The Independent Australia journal has argued that as the most republican-spirited state in Australia, Victoria could more easily break its bonds with monarchy because only the legislature needs to endorse a constitutional amendment.

That would, of course, leave a big empty house in the Botanic Gardens, but it might be a fitting place to usher in a new era, with a new figurehead that straddles monarchy and Melbourne with ease – anyone for Dame Edna Everage as interim head of state?

Dame Edna lighting up the “five buck” note. Photo: Aaron Tyler

As Sir Les Patterson famously said: “I’m a Sydney man I reckon it shows”, the Dame from Moonee Ponds could be the ideal compromise candidate to help bind our wounds with her uniquely Victorian brand of kindness and backhanded home truths.

And it’s not as if we have to dispense with all monarchist trappings, Victoria’s new currency could be called the Crown, thus making the most of all those redundant gaming chips from the cobwebbed casino on the Yarra where the largest free childcare centre in the world would be built.

The anti-maskers and Sovereign staters would be treated kindly, but forcefully, offered safe passage to Queensland, where they would be free to talk like Americans and swap notes with Pauline Hansen in blissful sunshine with meter maids.

And we’d get the footy back.
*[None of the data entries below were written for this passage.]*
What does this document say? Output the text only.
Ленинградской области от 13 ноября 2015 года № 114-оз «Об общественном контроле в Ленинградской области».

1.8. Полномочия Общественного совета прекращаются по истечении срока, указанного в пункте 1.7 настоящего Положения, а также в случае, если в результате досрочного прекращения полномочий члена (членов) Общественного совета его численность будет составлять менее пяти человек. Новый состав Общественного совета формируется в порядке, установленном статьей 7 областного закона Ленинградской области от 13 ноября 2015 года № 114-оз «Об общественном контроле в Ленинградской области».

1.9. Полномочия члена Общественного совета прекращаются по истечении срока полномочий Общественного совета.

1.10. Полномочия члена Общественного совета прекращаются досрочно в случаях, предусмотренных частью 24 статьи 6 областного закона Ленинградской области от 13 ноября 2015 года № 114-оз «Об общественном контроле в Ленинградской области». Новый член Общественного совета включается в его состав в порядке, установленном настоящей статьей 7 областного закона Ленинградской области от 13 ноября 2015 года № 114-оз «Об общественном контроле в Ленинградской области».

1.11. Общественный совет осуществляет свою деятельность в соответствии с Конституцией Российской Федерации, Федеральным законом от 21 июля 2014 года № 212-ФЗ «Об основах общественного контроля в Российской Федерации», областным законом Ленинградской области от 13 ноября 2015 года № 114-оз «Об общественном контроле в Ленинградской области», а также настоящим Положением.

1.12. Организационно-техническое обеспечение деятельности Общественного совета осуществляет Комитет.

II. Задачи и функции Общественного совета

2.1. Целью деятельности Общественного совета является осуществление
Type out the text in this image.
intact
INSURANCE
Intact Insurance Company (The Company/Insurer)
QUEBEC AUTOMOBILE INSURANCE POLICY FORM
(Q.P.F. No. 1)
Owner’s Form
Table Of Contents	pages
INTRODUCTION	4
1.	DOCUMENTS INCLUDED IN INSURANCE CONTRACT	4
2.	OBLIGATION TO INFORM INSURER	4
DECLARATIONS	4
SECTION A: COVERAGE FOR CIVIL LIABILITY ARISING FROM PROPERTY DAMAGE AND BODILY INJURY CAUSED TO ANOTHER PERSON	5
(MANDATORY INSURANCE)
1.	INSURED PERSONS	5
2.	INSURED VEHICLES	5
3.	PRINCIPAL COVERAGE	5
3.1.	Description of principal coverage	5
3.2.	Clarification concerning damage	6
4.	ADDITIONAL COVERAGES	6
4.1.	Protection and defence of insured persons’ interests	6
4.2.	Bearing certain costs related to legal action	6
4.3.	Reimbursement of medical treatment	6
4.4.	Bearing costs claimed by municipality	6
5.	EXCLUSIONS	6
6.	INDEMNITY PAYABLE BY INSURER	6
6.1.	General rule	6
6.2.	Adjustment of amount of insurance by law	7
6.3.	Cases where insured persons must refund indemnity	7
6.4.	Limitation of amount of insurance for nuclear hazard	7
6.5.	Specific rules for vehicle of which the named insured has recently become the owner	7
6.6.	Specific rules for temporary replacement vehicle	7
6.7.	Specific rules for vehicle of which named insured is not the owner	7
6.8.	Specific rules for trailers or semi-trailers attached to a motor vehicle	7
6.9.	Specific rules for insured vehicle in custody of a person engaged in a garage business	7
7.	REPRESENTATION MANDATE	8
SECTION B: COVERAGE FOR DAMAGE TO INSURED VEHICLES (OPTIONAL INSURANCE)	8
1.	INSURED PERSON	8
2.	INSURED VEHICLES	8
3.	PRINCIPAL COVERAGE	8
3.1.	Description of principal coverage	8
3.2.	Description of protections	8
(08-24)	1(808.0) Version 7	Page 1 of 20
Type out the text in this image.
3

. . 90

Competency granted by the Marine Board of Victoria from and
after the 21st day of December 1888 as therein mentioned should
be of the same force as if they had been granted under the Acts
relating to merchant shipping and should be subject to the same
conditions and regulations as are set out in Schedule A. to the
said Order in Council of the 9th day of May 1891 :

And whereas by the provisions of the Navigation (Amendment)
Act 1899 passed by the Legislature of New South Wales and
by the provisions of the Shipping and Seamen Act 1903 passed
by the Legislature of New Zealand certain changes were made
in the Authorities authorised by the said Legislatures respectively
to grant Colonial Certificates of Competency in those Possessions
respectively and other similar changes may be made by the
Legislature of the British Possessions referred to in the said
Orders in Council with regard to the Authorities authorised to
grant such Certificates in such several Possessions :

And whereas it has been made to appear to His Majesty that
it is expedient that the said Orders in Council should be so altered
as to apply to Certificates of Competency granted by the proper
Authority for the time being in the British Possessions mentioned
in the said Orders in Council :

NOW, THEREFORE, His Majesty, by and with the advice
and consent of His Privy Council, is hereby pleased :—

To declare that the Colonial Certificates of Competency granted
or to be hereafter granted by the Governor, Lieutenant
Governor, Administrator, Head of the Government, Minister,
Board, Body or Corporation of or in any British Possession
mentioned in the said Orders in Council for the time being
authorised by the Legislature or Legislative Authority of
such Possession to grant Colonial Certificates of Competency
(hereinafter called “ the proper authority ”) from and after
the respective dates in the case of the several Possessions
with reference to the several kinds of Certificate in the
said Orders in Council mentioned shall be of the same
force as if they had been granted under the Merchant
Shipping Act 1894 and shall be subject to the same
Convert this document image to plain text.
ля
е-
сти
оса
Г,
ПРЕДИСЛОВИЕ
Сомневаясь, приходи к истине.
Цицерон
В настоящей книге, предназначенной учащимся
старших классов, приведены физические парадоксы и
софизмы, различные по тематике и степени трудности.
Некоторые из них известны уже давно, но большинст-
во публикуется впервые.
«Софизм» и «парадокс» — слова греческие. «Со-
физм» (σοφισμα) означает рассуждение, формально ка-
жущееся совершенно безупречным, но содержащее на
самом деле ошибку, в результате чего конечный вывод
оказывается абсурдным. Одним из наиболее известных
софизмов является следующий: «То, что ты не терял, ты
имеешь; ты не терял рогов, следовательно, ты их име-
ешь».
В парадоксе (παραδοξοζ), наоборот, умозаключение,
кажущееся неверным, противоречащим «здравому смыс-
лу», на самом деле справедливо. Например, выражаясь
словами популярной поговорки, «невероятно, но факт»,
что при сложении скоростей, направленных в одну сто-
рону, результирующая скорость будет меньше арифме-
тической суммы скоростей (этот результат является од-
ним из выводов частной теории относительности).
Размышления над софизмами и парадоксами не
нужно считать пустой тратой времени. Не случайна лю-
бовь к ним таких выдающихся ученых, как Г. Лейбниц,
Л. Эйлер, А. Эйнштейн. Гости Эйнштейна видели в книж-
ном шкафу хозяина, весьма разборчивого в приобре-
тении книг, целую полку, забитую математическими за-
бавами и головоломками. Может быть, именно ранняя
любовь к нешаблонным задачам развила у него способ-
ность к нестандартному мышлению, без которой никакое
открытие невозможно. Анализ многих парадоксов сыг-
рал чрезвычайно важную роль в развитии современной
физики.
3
Of course we would.

The interstate teams would be issued passports and welcomed to play here all year round, with the MCG chockers again and everyone on the beers as the home-and-home season extended from January to the week before the Melbourne Cup.

The seven weeks until Christmas is reserved for outdoor art gallery viewings and the annual city-country house swap that brings all citizens together to “walk a mile in that guy’s shoes”.

It’s all ahead of us Victorians – hunker down with your heads held high for just six more weeks and anything, absolutely anything, is possible.